Evolution des mœurs ?
L’agence de presse nationale chinoise, Xinhua, a admis que les gouvernements locaux avaient pu jouer un rôle dans le mécontentement des employés. Afin d’attirer les investissements étrangers, les pouvoirs locaux autorisent les entreprises à échapper à certaines taxations.
Des observateurs ont noté que ces grèves ont une portée plus grande que celle d’un simple conflit social. William Hurst, auteur de Les travailleurs chinois après le socialisme, a écrit dans un éditorial pour Al-Jazeera : « sur le long-terme, la grève pourrait se révéler un tournant décisif dans l’évolution des réformes chinoises… le signe annonciateur d’une transition significative de la Chine vers un nouveau modèle économique ».
Ces manifestations ont également illustré les connaissances techniques des grévistes qui ont utilisé les réseaux sociaux et la messagerie instantanée WeChat de leurs smartphones. Ceci a rendu plus difficile le travail des autorités chinoises pour les bloquer.

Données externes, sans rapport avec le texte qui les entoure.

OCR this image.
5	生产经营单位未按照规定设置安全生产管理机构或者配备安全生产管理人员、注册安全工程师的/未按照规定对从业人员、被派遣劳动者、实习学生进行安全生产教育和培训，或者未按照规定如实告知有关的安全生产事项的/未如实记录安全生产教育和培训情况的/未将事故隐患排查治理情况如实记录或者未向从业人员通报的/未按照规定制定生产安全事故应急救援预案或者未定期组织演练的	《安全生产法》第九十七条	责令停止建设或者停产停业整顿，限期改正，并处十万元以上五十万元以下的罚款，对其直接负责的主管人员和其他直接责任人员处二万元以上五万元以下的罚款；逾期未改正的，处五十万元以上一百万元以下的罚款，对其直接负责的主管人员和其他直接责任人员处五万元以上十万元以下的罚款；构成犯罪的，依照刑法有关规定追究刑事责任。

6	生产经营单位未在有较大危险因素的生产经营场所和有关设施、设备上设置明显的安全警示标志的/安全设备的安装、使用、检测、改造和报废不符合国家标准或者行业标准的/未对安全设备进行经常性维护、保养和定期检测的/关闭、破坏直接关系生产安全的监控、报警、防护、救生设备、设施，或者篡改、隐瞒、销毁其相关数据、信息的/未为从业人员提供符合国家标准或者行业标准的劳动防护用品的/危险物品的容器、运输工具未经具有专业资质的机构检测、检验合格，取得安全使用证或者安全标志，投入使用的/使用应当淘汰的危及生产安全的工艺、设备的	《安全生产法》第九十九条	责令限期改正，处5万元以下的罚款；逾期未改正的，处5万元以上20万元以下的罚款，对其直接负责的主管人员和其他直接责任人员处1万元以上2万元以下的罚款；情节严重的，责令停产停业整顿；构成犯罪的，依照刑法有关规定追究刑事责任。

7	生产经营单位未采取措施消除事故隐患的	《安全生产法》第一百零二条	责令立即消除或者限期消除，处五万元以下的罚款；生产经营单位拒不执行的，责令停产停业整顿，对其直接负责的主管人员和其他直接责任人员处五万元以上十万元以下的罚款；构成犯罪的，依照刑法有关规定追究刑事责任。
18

Ces dernières ne sont tout de même pas restées les bras croisés. Elles sont intervenues pour briser la grève, ont procédé à l’arrestation des principaux activistes, mais ont aussi emprisonné Zhang Zhiru et Lin Dong, des dirigeants d’ONG qui avaient informé les employés de leurs droits de négocier avec leur direction.
Un géant qui a besoin de plus de temps
Les délocalisations non désirées par le gouvernement commencent à frapper la Chine. Un auteur chinois, Shengbing Zhang, souligne que « dans un contexte globalisé, le capital a plus d’options tandis que les travailleurs en ont très peu ». Ces évènements interviennent en des temps de tensions économiques accrues où la Chine se fait tancer par les Etats-Unis à cause d’une monnaie qui est repartie à la baisse :
Cours du Yuan de 2011 à 2014 par rapport au dollar (une remontée de la courbe signifie une baisse de la monnaie)

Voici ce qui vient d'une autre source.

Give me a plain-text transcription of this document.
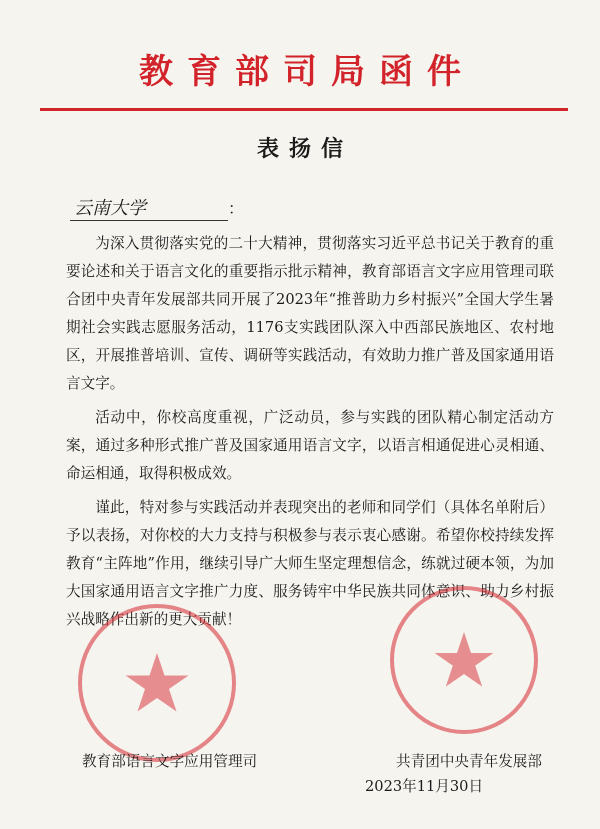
教育部司局函件
表扬信
云南大学	：

为深入贯彻落实党的二十大精神，贯彻落实习近平总书记关于教育的重要论述和关于语言文化的重要指示批示精神，教育部语言文字应用管理司联合团中央青年发展部共同开展了2023年“推普助力乡村振兴”全国大学生暑期社会实践志愿服务活动，1176支实践团队深入中西部民族地区、农村地区，开展推普培训、宣传、调研等实践活动，有效助力推广普及国家通用语言文字。

活动中，你校高度重视，广泛动员，参与实践的团队精心制定活动方案，通过多种形式推广普及国家通用语言文字，以语言相通促进心灵相通、命运相通，取得积极成效。

谨此，特对参与实践活动并表现突出的老师和同学们（具体名单附后）予以表扬，对你校的大力支持与积极参与表示衷心感谢。希望你校持续发挥教育“主阵地”作用，继续引导广大师生坚定理想信念，练就过硬本领，为加大国家通用语言文字推广力度、服务铸牢中华民族共同体意识、助力乡村振兴战略作出新的更大贡献！

教育部语言文字应用管理司	共青团中央青年发展部
2023年11月30日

A cela s’ajoute la chute de 80% des transactions immobilières qui pourrait bien signifier l’éclatement de la fameuse bulle immobilière pouvant mettre à mal la finance de l’ombre. Notons également que la Chine ne souhaite pas monter trop rapidement sur la première marche du podium économique mondial. Elle a volontairement souhaité minimiser les prédictions de la Banque Mondiale la voyant première en termes de PIB d’ici fin 2014.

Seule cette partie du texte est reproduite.